The Northwest Corridor is a neighborhood on the northwestern corner of Lancaster, Pennsylvania. With an overall distance of 1.5 mi, this planned corridor links key socioeconomic, commercial, industrial, and civic developments within the city and in the nearby suburbs of East Hempfield Township and Manheim Township.

==History and features==
Many of Lancaster's amenities are located in the Northwest Corridor, to include Franklin & Marshall College, Penn Medicine Lancaster General Health, and Clipper Magazine Stadium—home to the Lancaster Stormers of the Atlantic League of Professional Baseball.

The Northwest Corridor is further subdivided by the Stadium District and the Northwest Gateway Project. A short rail trail called Northwest Corridor Linear Park occupies 0.26 mi of urban green space between Harrisburg Avenue and Lemon Street.

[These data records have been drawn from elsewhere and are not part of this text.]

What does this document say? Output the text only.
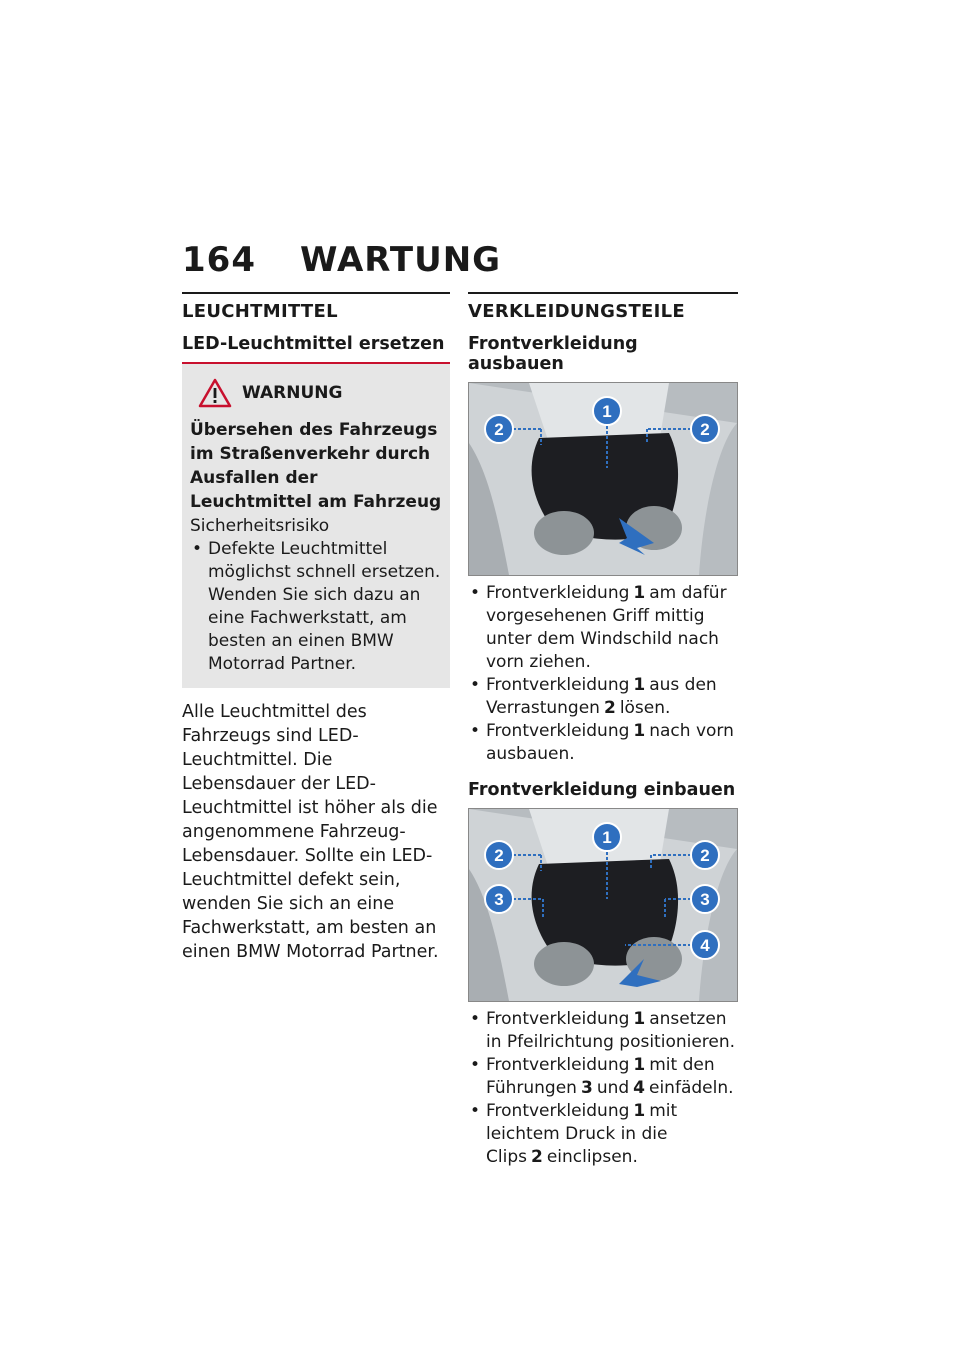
164 WARTUNG
LEUCHTMITTEL
LED-Leuchtmittel ersetzen
WARNUNG
Übersehen des Fahrzeugs im Straßenverkehr durch Ausfallen der Leuchtmittel am Fahrzeug
Sicherheitsrisiko
• Defekte Leuchtmittel möglichst schnell ersetzen. Wenden Sie sich dazu an eine Fachwerkstatt, am besten an einen BMW Motorrad Partner.
Alle Leuchtmittel des Fahrzeugs sind LED-Leuchtmittel. Die Lebensdauer der LED-Leuchtmittel ist höher als die angenommene Fahrzeug-Lebensdauer. Sollte ein LED-Leuchtmittel defekt sein, wenden Sie sich an eine Fachwerkstatt, am besten an einen BMW Motorrad Partner.
VERKLEIDUNGSTEILE
Frontverkleidung ausbauen
1
2	2
• Frontverkleidung 1 am dafür vorgesehenen Griff mittig unter dem Windschild nach vorn ziehen.
• Frontverkleidung 1 aus den Verrastungen 2 lösen.
• Frontverkleidung 1 nach vorn ausbauen.
Frontverkleidung einbauen
1
2	2
3	3
4
• Frontverkleidung 1 ansetzen in Pfeilrichtung positionieren.
• Frontverkleidung 1 mit den Führungen 3 und 4 einfädeln.
• Frontverkleidung 1 mit leichtem Druck in die Clips 2 einclipsen.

The Northwest Corridor features two main arteries that unify the three most highly-populated areas of Lancaster County. Harrisburg Pike is the major thoroughfare that connects Lancaster to the Park City Center shopping mall, as well as East Hempfield to important services and attractions within the city limits. Prince Street connects Lancaster to Manheim, a nearby suburban township with significant commercial and industrial development.

==Redevelopment==
The Redevelopment Authority of Lancaster County planned the large-scale urban renewal of the Northwest Corridor for $75-million starting with the building of Clipper Magazine Stadium in 2003. Lancaster General Health and Franklin & Marshall College followed with their own massive building projects, expanding their campuses northward. Franklin & Marshall acquired the property once occupied by Armstrong World Industries, a landfill, and a decommissioned rail yard. The Franklin & Marshall Diplomats football team opened their new home, Shadek Stadium, in 2017 on the former Armstrong site.